Because my paid library work now takes up 120% of my brain, my unpaid library work has taken a backseat. I only wrote a handful of blog posts, as GLAM Blog Club wound up due to lack of interest, and my attention was very much elsewhere. I think the biggest-impact post was probably ‘Libraries are for everyone! Except if you’re autistic’, which I wrote in February after a run-in with some awful library directors (one of whom I used to work for). If they think managing neurodiverse library workers is hard, they should try being one! Being an autistic team leader is even harder! I came across the anonymous blog Managing Whilst Autistic on my travels, which I’m hoping will uncover more advice on how to harness my strengths.

I also didn’t do any talks this year! Woohoo! Unless you count the impromptu talk to the entire library about ditching Dewey, oops. I think the bolded line on my About page stating ‘Please don’t ask me to do talks’ might have had something to do with it. It was great not being stressed about upcoming public speaking. Written pieces are more my thing. I also finished up on the VALA Committee after two years of contributing practically nothing (in my defence, I was very unwell for almost all of that time) and continued as Information Officer for ACORD, the ALIA Community on Resource Description.

I continued my streak of not finishing a single book this year (whatever! I’ve been busy) but I did start several excellent books, including The Flip by Jeffrey J. Kripal (seriously, read this book) and Anchored by Deb Dana. I also positively inhaled the ABC series Back to Nature, ostensibly about the great Australian outdoors, but really about the deep and continuing history of this continent, guided by First Nations land-carers.

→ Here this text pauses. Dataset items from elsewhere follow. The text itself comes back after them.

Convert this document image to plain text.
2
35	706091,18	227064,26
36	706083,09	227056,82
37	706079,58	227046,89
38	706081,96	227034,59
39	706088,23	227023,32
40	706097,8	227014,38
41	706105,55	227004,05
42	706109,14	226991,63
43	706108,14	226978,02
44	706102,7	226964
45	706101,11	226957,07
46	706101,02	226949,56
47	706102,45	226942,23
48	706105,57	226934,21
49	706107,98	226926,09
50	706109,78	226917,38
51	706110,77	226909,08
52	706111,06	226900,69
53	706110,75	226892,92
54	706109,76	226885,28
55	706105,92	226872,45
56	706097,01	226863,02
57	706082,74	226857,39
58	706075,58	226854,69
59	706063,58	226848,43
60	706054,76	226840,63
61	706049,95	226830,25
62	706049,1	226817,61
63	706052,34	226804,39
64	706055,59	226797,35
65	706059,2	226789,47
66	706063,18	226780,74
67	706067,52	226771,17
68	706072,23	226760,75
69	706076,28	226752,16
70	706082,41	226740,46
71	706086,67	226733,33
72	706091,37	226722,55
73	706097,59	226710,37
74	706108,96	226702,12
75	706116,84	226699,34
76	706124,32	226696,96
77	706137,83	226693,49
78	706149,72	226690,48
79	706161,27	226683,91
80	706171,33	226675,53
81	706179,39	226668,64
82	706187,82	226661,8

So many of us have experienced close personal loss this year. I keep forgetting that this technically includes me: my estranged father died suddenly at the end of July, aged fifty-nine, apparently from a heart attack. I felt many complex things upon learning of his death, but sadness was not one of them. I felt angry, happy, resentful, bitter. Mostly I felt deeply liberated. I’m glad he’s dead. People don’t really know how to respond to that.

This year has been a lot but it’s also been the happiest year of my life. I am doing so much better here, closer to friends, in a healthier and more secure environment, with a more helpful therapist, hundreds of kilometres away from everything that sought to destroy me. I am acutely aware that most people have not been nearly as fortunate as I have. I feel like it’s becoming almost impolite to talk about how well I am now, in the face of so much misery and suffering and institutional indifference. Hundreds of people at MPOW lost their jobs this year. Everyone in Victoria has spent months in lockdown. We are all traumatised. We are all over it.

And yet… I have learned to focus on what I can control. I can enjoy my job, and my houseplants, and the sunshine. I can be a hermit in paradise. I can actively choose not to mask my autistic traits (it turns out). I don’t have to contort myself into something I think other people will like and fail miserably. I don’t have to read the news every day (it’s always the same news, but it’s also the wrong news, distracting us from the real crises).

My goals for the last few years have been along the lines of ‘try not to die’ and ‘go outside more’. I’m comfortable ticking those things off my list now, but I’m not yet sure what my new goals will be. Perhaps maintaining what I already have can be a goal in itself. It’s okay to make up for lost time.